As an art teacher for more than 360 elementary school children, I recognize the importance of focus for creative people. That’s why for the past several years I have used a little ritual with my students when they first enter the classroom.
I have the children close their eyes, take a long, silent breath and “see” in their minds a color, shape, or something else that may relate to the day’s project. I ask them to focus on that image, take another long, silent breath, then open their eyes. My intention is for them to forget about the games they’ve been playing outdoors or the work they’ve been doing in their classroom and just let their imaginations take over to see in their minds what they wish to create.
Many things can cause a creative person to lose focus. I hear often about those who have “writer’s block.” I’ve never had that problem. Instead, I have focus block. Especially during baseball season.
When I was a small child, I followed and loved the St. Louis Cardinals
. In late evening, my grandmother and I tuned into KMOX
, the voice of St.

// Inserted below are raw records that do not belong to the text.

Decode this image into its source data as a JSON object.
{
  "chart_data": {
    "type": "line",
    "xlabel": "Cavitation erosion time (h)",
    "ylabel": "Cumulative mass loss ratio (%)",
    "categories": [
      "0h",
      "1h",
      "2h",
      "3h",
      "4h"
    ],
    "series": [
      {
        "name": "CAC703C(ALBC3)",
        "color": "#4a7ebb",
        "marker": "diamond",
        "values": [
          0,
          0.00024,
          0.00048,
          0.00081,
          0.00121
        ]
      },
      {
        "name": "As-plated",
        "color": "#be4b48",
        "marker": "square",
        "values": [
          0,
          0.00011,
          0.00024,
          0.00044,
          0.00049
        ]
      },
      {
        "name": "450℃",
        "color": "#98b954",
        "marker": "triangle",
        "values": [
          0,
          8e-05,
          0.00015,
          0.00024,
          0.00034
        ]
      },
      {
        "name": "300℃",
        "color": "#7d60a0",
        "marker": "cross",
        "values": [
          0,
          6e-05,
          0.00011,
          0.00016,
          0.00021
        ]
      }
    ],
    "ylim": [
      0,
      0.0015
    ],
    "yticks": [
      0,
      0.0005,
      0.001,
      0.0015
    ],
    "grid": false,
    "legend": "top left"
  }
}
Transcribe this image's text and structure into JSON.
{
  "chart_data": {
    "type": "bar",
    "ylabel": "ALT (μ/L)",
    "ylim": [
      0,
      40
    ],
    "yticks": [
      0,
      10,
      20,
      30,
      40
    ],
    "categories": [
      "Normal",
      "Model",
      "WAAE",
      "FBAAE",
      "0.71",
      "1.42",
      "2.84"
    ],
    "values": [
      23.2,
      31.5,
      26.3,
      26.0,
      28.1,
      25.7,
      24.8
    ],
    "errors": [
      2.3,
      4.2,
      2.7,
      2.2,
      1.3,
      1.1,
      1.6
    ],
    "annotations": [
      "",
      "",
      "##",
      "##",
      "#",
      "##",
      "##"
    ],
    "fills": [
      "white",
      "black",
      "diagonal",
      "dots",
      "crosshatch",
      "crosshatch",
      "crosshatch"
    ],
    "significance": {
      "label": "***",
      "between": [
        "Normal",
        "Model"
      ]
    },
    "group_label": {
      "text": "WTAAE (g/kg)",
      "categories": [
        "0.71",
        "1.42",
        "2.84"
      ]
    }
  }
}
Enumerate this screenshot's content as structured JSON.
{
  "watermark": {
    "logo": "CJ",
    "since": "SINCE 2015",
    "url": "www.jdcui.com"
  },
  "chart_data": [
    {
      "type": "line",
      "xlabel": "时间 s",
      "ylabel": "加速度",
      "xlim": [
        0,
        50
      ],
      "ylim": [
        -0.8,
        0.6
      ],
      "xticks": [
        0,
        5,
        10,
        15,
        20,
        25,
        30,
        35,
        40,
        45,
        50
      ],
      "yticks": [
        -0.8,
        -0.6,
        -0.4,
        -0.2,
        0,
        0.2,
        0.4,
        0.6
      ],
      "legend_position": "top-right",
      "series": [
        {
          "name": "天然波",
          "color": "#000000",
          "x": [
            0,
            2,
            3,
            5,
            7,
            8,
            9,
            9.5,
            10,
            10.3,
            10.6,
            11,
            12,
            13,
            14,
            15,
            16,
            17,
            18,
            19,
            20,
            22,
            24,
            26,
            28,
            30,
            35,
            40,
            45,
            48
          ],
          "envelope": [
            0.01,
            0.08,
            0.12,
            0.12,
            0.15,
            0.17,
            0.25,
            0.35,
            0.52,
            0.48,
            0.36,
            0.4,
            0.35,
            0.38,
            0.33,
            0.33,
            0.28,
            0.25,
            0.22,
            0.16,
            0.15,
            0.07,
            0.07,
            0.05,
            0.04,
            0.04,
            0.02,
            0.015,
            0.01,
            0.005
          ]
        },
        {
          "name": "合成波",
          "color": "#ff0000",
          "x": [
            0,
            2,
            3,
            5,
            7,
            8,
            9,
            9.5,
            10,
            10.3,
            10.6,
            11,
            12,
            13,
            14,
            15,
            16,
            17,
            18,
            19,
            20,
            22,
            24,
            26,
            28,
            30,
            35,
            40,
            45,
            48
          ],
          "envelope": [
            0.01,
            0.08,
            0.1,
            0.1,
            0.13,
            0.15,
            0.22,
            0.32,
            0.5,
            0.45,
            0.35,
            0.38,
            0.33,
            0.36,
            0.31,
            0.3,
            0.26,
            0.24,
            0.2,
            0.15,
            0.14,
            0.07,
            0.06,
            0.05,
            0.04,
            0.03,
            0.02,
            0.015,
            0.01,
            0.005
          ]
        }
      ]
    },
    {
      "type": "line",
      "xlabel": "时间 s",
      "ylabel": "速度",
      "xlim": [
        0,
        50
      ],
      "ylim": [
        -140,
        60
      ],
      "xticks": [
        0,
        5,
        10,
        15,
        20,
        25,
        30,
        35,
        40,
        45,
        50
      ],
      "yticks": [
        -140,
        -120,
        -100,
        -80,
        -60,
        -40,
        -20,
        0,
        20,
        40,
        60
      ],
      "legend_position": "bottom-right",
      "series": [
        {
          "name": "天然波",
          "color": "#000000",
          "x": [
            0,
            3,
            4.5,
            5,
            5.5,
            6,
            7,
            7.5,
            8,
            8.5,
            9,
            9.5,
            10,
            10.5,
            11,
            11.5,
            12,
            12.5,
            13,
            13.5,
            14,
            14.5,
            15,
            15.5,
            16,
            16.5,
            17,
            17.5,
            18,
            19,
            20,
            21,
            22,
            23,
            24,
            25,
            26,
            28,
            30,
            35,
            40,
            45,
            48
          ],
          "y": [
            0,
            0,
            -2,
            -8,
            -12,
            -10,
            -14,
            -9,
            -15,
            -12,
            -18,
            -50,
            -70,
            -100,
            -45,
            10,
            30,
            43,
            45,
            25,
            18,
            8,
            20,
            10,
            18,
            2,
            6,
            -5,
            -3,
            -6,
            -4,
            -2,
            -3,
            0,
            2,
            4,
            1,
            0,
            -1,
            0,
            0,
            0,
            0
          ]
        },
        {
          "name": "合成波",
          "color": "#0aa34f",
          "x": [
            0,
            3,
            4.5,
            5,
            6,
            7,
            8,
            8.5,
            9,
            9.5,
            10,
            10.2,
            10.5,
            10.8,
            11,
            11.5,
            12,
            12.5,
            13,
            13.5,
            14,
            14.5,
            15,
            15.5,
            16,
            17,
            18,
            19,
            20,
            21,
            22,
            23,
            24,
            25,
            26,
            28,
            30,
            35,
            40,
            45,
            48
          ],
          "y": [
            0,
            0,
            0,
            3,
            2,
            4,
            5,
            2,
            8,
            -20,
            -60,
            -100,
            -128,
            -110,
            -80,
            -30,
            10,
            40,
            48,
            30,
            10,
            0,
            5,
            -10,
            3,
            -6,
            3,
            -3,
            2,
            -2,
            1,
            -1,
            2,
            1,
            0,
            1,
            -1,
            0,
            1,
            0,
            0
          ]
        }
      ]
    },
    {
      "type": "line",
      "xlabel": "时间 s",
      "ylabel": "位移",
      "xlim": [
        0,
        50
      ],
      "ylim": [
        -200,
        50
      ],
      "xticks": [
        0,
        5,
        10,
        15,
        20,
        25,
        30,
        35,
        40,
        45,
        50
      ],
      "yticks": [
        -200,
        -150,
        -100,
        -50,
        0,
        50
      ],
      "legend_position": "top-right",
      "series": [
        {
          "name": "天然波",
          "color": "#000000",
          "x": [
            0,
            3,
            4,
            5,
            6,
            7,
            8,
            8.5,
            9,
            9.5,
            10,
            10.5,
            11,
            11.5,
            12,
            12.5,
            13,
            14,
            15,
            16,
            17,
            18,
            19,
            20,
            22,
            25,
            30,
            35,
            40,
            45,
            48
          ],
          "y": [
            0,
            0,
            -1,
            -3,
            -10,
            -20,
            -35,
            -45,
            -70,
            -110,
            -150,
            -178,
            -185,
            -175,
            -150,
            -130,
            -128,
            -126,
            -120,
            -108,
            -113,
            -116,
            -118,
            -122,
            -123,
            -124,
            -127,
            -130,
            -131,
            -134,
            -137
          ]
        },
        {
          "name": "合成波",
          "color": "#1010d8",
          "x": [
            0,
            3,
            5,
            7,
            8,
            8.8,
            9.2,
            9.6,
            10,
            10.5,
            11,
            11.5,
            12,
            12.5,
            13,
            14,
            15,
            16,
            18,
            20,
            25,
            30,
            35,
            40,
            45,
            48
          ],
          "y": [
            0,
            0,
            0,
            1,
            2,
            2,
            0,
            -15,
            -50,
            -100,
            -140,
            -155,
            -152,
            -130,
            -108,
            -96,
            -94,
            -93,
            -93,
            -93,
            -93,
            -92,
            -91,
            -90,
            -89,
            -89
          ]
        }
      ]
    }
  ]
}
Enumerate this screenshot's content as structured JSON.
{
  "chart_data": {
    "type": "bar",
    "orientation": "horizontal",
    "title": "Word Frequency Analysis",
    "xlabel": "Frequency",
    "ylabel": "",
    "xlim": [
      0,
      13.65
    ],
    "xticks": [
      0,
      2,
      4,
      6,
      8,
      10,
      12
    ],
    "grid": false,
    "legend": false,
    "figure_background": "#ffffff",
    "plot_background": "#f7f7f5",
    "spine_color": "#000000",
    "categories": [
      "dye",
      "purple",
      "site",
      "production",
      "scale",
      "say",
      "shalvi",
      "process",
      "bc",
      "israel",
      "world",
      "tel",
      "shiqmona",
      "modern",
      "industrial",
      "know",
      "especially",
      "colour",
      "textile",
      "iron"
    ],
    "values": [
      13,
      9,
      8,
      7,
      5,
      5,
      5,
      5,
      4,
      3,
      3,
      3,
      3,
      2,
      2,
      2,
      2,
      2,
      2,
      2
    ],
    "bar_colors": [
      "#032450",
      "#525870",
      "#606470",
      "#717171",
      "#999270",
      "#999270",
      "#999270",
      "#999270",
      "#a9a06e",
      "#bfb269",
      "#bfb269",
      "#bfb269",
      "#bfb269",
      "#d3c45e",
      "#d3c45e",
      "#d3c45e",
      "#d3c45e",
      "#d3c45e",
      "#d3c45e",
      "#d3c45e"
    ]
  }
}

Louis, on our radio, and we listened to all the games. It was my passion, my focus. Although my mother scolded me for being a baseball fanatic, I never gave up following the Cardinals until I had children of my own to raise. Then, when Mark McGwire had the memorable season during which he hit 70 home runs and broke the long-standing home run record, I began following the Cardinals again. Like many other people, McGwire and Sammy Sosa brought me back to baseball. This year, part of the excitement of spring training for me and many others was getting the chance to meet Mark McGwire, the Cardinals new hitting coach.
Now I plan in March of each year to take a trip to Jupiter, FL for St. Louis Cardinals spring training. While there, we get to visit with the players and watch them train and play games at beautiful Roger Dean Stadium
. From that moment on until late October (in the years when they make the play-offs), I am hooked. Now, instead of listening to the radio, I follow the Cardinals by watching all their games on satellite TV.
For almost eight months each year, I lose my writing and my artistic focus. I still write and paint during those months, but I plan my time around the games. In fact, I am so enthralled with baseball that when we go on vacation, the first thing I look for is a good sports bar where I can watch live Cardinal games!
Probably not many other writers and artists share my baseball passion, but I suspect there are other things that cause them to lose focus. Do you have a vice or passion that alters your creative time? I would love to know more about the creative focus of other writers and artists.